# The Old Lock 27 In Rome Ohio



## jdillon2 (Sep 9, 2006)

I've spent many evenings and a few mornings down at those old locks trying to hook a few fish. I had a little luck last summer catching a two or three pound flathead and three white bass, but this summer I havent had any luck at all. I'm getting a little concerned because in the couple mornings around 6:30 a.m. to 7:00 a.m. I've gone fishing their a brown silty substance with yellowish foam comes down river and has a pungeant chemical smell. I don't know if this is driving the fish away but I know it's not good if it stains fishing line on contact.
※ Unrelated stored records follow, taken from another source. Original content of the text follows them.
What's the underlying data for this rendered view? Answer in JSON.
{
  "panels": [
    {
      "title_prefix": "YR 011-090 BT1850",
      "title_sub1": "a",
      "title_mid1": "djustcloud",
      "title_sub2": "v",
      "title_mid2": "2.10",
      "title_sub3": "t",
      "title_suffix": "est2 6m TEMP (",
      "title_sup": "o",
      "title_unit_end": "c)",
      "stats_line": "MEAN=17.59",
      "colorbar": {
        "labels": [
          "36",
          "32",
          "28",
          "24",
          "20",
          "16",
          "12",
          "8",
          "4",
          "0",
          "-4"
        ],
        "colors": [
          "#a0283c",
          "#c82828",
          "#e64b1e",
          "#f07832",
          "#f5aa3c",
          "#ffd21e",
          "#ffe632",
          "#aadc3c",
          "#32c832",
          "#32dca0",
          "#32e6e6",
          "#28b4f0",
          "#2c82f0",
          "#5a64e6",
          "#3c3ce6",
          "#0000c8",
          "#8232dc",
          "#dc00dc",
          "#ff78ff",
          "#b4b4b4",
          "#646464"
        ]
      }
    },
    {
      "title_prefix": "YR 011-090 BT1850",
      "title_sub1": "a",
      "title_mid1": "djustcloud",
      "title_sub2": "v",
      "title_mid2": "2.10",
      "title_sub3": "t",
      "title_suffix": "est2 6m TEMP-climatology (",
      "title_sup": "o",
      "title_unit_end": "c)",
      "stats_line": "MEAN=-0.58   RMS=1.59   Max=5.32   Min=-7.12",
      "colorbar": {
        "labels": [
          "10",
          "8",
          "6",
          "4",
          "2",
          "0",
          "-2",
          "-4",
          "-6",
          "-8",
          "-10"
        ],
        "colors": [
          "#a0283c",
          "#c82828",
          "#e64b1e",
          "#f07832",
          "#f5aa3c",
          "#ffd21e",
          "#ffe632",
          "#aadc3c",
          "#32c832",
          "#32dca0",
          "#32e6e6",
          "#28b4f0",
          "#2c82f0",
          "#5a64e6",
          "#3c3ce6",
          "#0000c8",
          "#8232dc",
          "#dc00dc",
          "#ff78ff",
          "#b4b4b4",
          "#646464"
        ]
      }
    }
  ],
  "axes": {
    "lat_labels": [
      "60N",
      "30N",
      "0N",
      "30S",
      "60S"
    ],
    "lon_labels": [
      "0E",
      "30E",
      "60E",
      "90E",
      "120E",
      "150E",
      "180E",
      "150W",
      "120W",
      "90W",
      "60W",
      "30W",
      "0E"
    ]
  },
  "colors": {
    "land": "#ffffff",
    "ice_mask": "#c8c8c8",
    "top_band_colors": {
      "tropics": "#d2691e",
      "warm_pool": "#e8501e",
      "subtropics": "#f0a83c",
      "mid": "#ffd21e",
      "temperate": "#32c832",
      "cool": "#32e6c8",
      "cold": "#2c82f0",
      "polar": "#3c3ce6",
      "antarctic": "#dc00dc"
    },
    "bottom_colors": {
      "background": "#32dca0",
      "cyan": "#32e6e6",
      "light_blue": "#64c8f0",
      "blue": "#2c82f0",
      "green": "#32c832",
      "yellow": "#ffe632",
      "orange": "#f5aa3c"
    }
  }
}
The last time I went in the morning a big large mouth bass went floating by belly up in the midst of the nasty foam. I was wandering if anyone has seen the same substance or where it may be coming from.


----------



## riverat (May 26, 2004)

High water always brings that foam crap down the Scioto. Probably from either sewage treatment outflow or possibly the paper company in Chillicothe.
Hopefully, someone on here has knowledge of the source.


----------



## C J Hughes (Jan 24, 2006)

Paper mill , John where are you putting in at ?


----------



## WISH IT WAS YOU (Jul 25, 2006)

yea i see that alot in small creeks and rivers i thnk it is sewage or somthing but i never had problems with it maybey it is somthing else


----------



## jdillon2 (Sep 9, 2006)

The old Lock 27 is located in Rome Ohio between Athalia and Proctorville Ohio about 33 miles down from the Eureka Dam. Every time I notice the foam has been when the river is at normal height. who would I contact to ask about the substance?


----------



## mountainmang (Jun 24, 2006)

i've fished there a lot this year and have never noticed anything...but i haven't been there in the morning and not since early july. we had nice luck with sauger, white bass and stripers


----------